Die Abtei wird gegen West und Nord von einem Meierhofe, Gasthofe und von Beamtenwohnungen umschlossen, welche den äußeren Stiftshof bilden. Die Façade des eigentlichen Stiftsgebäudes ist im Barockstyl erbaut. Unmittelbar über dem Hauptportale ist ein Wappenschild zu sehen, dessen linkes Feld eine schwörende Hand — das Wappen des Stiftes Heiligenkreuz, — zeigt, wie solches in den Räumen des Stiftes wiederholt angebracht ist.

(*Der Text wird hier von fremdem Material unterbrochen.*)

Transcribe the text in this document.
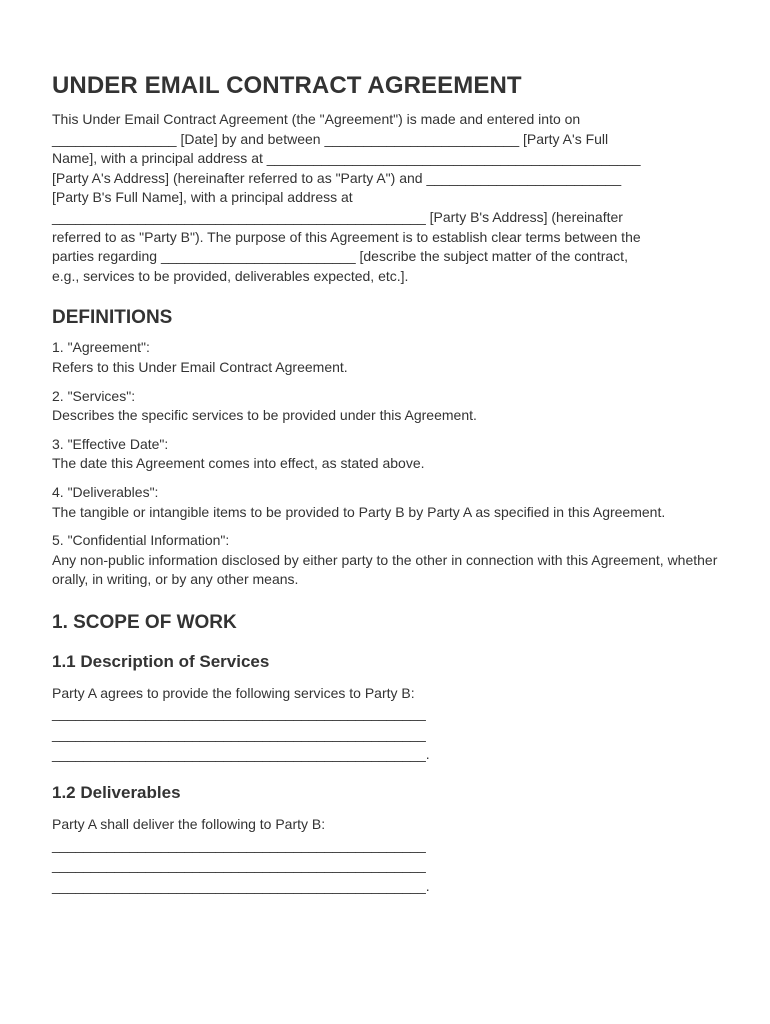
UNDER EMAIL CONTRACT AGREEMENT

This Under Email Contract Agreement (the "Agreement") is made and entered into on
________________ [Date] by and between _________________________ [Party A's Full
Name], with a principal address at ________________________________________________
[Party A's Address] (hereinafter referred to as "Party A") and _________________________
[Party B's Full Name], with a principal address at
________________________________________________ [Party B's Address] (hereinafter
referred to as "Party B"). The purpose of this Agreement is to establish clear terms between the
parties regarding _________________________ [describe the subject matter of the contract,
e.g., services to be provided, deliverables expected, etc.].

DEFINITIONS
1. "Agreement":
Refers to this Under Email Contract Agreement.
2. "Services":
Describes the specific services to be provided under this Agreement.
3. "Effective Date":
The date this Agreement comes into effect, as stated above.
4. "Deliverables":
The tangible or intangible items to be provided to Party B by Party A as specified in this Agreement.
5. "Confidential Information":
Any non-public information disclosed by either party to the other in connection with this Agreement, whether orally, in writing, or by any other means.
1. SCOPE OF WORK
1.1 Description of Services

Party A agrees to provide the following services to Party B:

________________________________________________
________________________________________________
________________________________________________.

1.2 Deliverables

Party A shall deliver the following to Party B:

________________________________________________
________________________________________________
________________________________________________.
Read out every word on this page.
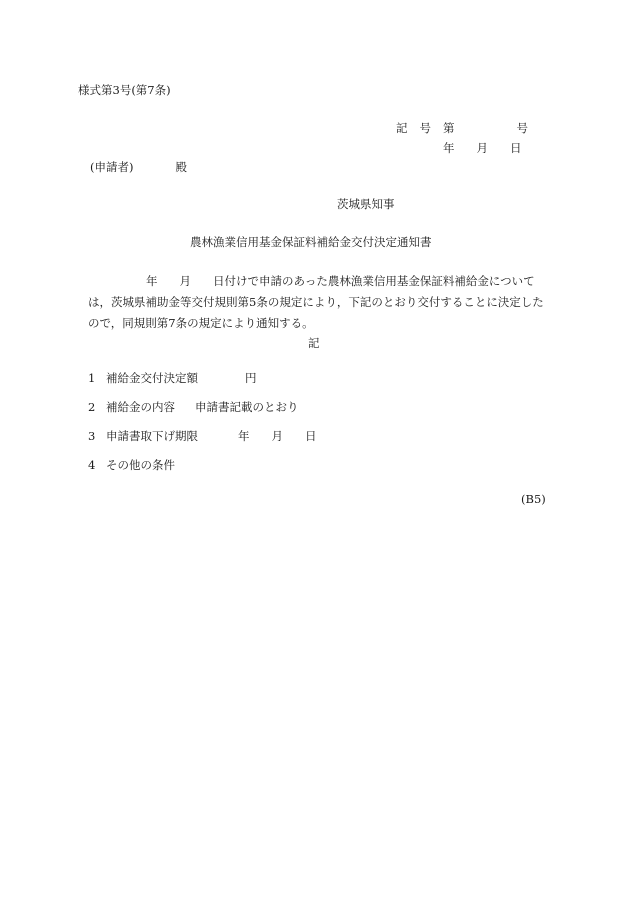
様式第3号(第7条)
記 号 第	号
年 月 日
(申請者)	殿
茨城県知事
農林漁業信用基金保証料補給金交付決定通知書
年 月 日付けで申請のあった農林漁業信用基金保証料補給金について
は，茨城県補助金等交付規則第5条の規定により，下記のとおり交付することに決定した
ので，同規則第7条の規定により通知する。
記
1 補給金交付決定額	円
2 補給金の内容 申請書記載のとおり
3 申請書取下げ期限	年 月 日
4 その他の条件
(B5)
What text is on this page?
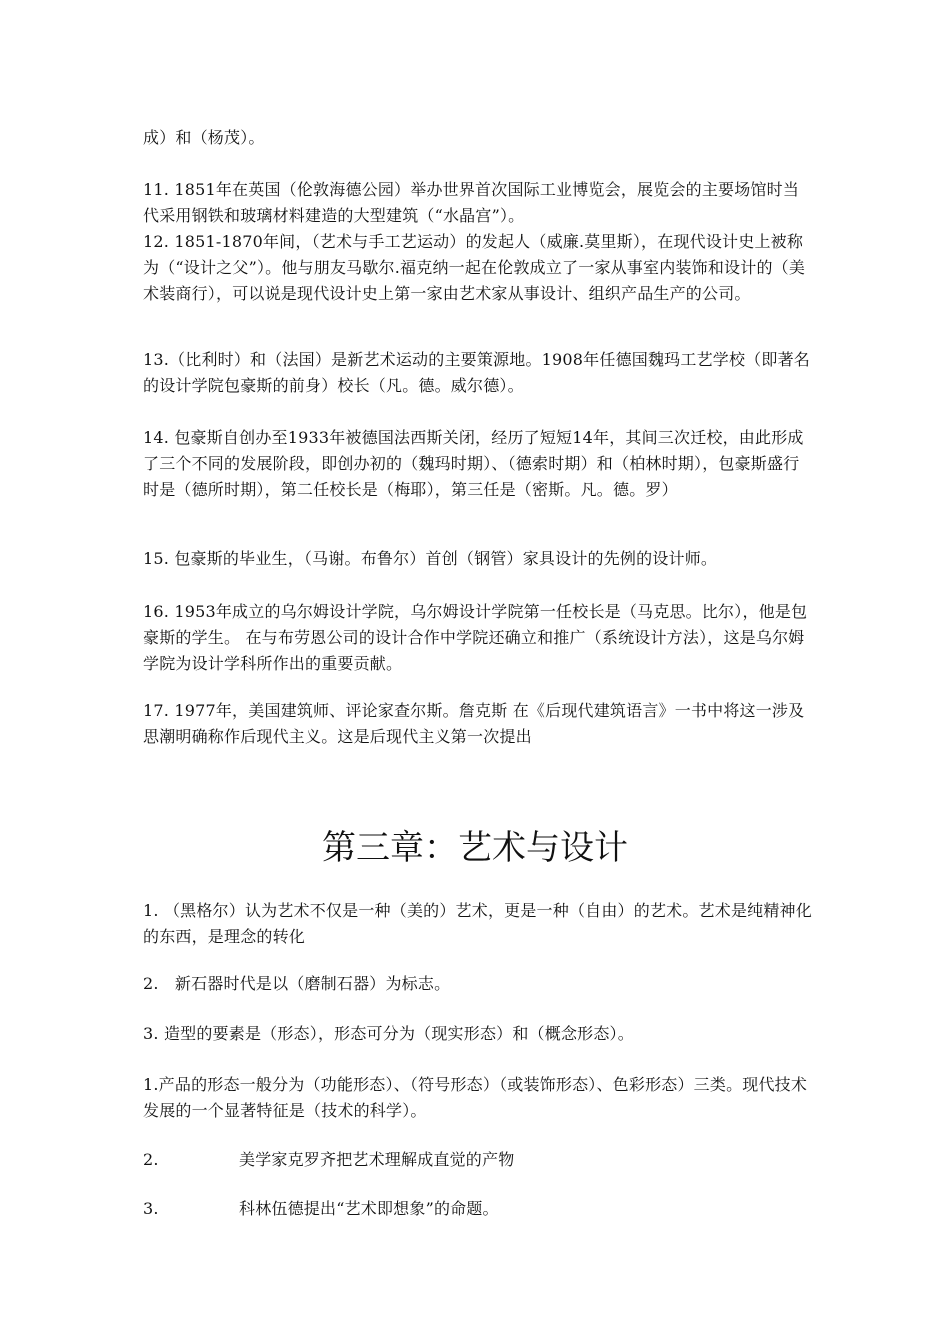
成）和（杨茂）。

11. 1851年在英国（伦敦海德公园）举办世界首次国际工业博览会，展览会的主要场馆时当代采用钢铁和玻璃材料建造的大型建筑（“水晶宫”）。

12. 1851-1870年间，（艺术与手工艺运动）的发起人（威廉.莫里斯），在现代设计史上被称为（“设计之父”）。他与朋友马歇尔.福克纳一起在伦敦成立了一家从事室内装饰和设计的（美术装商行），可以说是现代设计史上第一家由艺术家从事设计、组织产品生产的公司。

13.（比利时）和（法国）是新艺术运动的主要策源地。1908年任德国魏玛工艺学校（即著名的设计学院包豪斯的前身）校长（凡。德。威尔德）。

14. 包豪斯自创办至1933年被德国法西斯关闭，经历了短短14年，其间三次迁校，由此形成了三个不同的发展阶段，即创办初的（魏玛时期）、（德索时期）和（柏林时期），包豪斯盛行时是（德所时期），第二任校长是（梅耶），第三任是（密斯。凡。德。罗）

15. 包豪斯的毕业生，（马谢。布鲁尔）首创（钢管）家具设计的先例的设计师。

16. 1953年成立的乌尔姆设计学院，乌尔姆设计学院第一任校长是（马克思。比尔），他是包豪斯的学生。 在与布劳恩公司的设计合作中学院还确立和推广（系统设计方法），这是乌尔姆学院为设计学科所作出的重要贡献。

17. 1977年，美国建筑师、评论家查尔斯。詹克斯 在《后现代建筑语言》一书中将这一涉及思潮明确称作后现代主义。这是后现代主义第一次提出

第三章：艺术与设计

1. （黑格尔）认为艺术不仅是一种（美的）艺术，更是一种（自由）的艺术。艺术是纯精神化的东西，是理念的转化

2.　新石器时代是以（磨制石器）为标志。

3. 造型的要素是（形态），形态可分为（现实形态）和（概念形态）。

1.产品的形态一般分为（功能形态）、（符号形态）（或装饰形态）、色彩形态）三类。现代技术发展的一个显著特征是（技术的科学）。

2.	美学家克罗齐把艺术理解成直觉的产物

3.	科林伍德提出“艺术即想象”的命题。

Das Hauptportale, durch das man in den von Arcaden umschlossenen inneren Stiftshof kommt, überragt ein Thurm mit dem vom Abt Gerhard im Jahre 1720 erbauten Hornwerk, einer mächtigen Orgel, welche an hohen Feiertagen den C-Accord durch mehrere Octaven hindurch erklingen läßt — bei 1000 Pfeifen.
Gegenüber dem Portale der Kirche erhebt sich eine herrliche vom G. Giulliani erbaute Dreifaltigkeitssäule, welche einem Gelübde des Abtes Gerhard wegen der glücklichen Abwendung der im Jahre 1713 wüthenden Pest von Heiligenkreuz ihren Ursprung verdankt. Die Säule ließ erst Abt Robert in den Jahren 1734-1736 erbauen. Die drei Statuen in den Nischen des Unterbaues vis-à-vis der Kirche stellen den Gründer des Stiftes Leopold den Heiligen, links den heiligen Benedict, rechts den heiligen Bernhard, die oberen Statuen links den heiligen Sebastian, rechts den heiligen Rochus, rückwärts den heiligen Carl Borromäus vor. Die dazwischen liegenden Reliefs bedeuten auf der Vorderseite die heilige Rosalia, links die heilige Magdalena, rechts den heiligen Petrus, darüber thürmt sich eine Wolkensäule auf, deren Spitze die heilige Dreifaltigkeit krönt und in deren Mitte die Krönung Mariens dargestellt ist. Gleichfalls ein Werk Giulliani's ist der idyllische, unter Abt Robert (1728-1755) errichtete Josefsbrunnen, den heiligen Josef mit dem Jesukind darstellend. Um den Sockel herum drei Engel, Glaube, Hoffnung und Liebe vorstellend. Die Reliefs: Jesus am Jacobsbrunnen, Hagar und Ismael, Jacob und Rebekka.